“O anti-woke é uma máscara para o racismo e para os esforços de neutralizar narrativas que deixam algumas pessoas desconfortáveis com nossa história e com a própria ideia de igualdade. Para alguns, promover, proteger e preservar as hierarquias históricas de patriarcado e branquitude são uma prioridade. E acho que, é claro, no Brasil há alguns que buscam promover o status quo da mesma forma, o que é profundamente lamentável.” (Darren Walker, presidente da Fundação Ford)
Senhoras e senhores: os ricos estão perturbados com a nossa baixa wokeidade. Darren Walker, presidente da Fundação Ford, concedeu uma reveladora entrevista à Folha de S.Paulo, publicada no último domingo: “‘O anti-woke” é a nova máscara para o racismo’, diz o presidente da Fundação Ford.” Sim, meus amigos, wokeísmo é virtude. Mas os virtuosos andam preocupados.

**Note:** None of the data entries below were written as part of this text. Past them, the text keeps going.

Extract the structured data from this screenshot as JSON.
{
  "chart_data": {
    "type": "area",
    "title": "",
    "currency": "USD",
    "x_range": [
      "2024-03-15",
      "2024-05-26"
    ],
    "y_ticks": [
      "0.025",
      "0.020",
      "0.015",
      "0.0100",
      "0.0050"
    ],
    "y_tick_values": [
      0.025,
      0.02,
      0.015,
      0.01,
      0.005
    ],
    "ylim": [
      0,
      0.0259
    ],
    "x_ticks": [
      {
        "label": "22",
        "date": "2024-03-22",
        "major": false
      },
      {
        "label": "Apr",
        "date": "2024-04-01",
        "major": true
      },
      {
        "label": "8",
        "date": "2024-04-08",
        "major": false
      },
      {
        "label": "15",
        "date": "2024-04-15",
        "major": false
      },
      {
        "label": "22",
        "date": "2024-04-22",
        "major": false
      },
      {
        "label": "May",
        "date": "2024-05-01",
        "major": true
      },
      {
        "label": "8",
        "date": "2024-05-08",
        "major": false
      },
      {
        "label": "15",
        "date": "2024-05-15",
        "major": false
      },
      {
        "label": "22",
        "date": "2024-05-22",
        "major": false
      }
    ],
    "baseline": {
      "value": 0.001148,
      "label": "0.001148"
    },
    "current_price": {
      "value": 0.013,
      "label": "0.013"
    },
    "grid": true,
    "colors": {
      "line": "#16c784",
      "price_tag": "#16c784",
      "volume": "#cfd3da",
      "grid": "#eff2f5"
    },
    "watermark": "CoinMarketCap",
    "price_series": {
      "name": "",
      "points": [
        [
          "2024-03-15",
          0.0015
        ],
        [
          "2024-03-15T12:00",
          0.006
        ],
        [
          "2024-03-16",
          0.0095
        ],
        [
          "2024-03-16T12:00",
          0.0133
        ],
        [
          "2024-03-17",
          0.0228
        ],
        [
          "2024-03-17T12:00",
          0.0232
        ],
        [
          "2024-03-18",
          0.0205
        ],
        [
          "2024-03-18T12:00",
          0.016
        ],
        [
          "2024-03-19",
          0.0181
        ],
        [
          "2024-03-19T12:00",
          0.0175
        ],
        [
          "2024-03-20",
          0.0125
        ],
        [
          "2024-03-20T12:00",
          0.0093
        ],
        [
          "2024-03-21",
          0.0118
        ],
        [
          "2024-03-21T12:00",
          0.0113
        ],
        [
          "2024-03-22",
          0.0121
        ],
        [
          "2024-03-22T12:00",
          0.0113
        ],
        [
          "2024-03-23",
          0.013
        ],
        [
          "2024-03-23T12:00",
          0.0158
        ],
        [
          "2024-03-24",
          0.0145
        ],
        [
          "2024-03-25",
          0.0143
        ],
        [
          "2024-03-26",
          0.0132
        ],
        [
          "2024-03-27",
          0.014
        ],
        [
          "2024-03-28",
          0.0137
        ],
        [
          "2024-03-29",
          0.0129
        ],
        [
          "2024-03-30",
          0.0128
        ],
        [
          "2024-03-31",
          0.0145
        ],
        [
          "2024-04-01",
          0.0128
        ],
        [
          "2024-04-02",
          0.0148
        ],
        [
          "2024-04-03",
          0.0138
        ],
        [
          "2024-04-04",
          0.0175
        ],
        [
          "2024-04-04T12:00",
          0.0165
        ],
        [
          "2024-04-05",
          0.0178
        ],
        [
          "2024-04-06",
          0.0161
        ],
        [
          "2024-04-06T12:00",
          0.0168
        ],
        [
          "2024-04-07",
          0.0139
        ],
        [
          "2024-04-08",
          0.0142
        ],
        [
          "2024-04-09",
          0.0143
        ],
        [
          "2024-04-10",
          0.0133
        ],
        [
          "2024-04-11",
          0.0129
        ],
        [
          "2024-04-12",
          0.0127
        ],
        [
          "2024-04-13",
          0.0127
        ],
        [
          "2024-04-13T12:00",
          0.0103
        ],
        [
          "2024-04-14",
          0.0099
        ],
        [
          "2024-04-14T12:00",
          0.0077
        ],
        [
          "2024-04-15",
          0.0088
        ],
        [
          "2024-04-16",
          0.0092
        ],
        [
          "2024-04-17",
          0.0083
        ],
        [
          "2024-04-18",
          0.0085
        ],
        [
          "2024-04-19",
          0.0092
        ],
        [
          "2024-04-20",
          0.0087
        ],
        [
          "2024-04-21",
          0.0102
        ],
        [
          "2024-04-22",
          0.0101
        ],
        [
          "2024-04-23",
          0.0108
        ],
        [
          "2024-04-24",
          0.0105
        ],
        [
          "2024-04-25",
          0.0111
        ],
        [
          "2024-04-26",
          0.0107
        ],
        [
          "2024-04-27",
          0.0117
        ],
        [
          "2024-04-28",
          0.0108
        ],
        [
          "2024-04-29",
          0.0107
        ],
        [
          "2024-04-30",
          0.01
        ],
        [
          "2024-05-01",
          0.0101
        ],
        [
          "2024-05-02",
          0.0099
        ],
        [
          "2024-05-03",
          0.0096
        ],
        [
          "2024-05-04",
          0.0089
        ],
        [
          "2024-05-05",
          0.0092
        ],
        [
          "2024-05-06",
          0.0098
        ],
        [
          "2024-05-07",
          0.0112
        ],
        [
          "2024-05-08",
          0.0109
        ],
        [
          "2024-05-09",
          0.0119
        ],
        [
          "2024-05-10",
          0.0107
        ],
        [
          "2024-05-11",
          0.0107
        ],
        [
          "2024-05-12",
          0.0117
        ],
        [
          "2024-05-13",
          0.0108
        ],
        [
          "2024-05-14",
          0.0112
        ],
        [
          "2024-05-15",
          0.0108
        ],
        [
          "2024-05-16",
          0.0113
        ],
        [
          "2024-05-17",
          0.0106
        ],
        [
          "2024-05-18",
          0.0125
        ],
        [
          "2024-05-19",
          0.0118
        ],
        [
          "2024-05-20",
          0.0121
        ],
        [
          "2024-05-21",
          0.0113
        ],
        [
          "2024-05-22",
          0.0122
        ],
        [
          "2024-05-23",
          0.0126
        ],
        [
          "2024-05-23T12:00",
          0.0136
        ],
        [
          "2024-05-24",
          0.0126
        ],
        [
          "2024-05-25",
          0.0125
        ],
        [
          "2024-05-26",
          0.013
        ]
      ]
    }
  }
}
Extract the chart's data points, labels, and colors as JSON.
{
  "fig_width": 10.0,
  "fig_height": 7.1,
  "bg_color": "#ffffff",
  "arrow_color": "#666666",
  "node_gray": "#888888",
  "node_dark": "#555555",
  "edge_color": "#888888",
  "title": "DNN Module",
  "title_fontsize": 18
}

Nascido na Louisiana, em 1959, Walker é, como diz a chamada, “o primeiro negro e gay à frente da gigante filantrópica global”. Somos informados de que ele estudou em escolas públicas do Texas, que sua avó era doméstica, que passou seus apertos e que progrediu com o auxílio de políticas de ação afirmativa. Alguém que vem de baixo, não é? Em tese, um autêntico representante do proletariado!
Mas o homem subiu, e subiu muito. Graduou-se em Direito na Universidade do Texas em Austin, em 1982; trabalhou numa firma de Direito Internacional (a Cleary, Gottlieb, Steen & Hamilton); gastou sete anos na divisão de mercados de capitais do Union Bank of Switzerland (UBS); e, então, ingressou no campo nonprofit – as organizações sem fins lucrativos – como gestor e estrategista, administrando projetos de desenvolvimento comunitário e dinheiro grande. Trabalhou na Fundação Rockefeller, onde foi vice-presidente, e entrou para a Fundação Ford em 2010 como vice-presidente para Educação, Criatividade e Liberdade de Expressão, gerindo um programa de doações de US$ 140 milhões. Mas foi em setembro de 2013 que Darren Walker se tornou presidente da Ford Foundation. À testa de uma fundação de US$ 16 bilhões, o executivo está muito interessado no Brasil.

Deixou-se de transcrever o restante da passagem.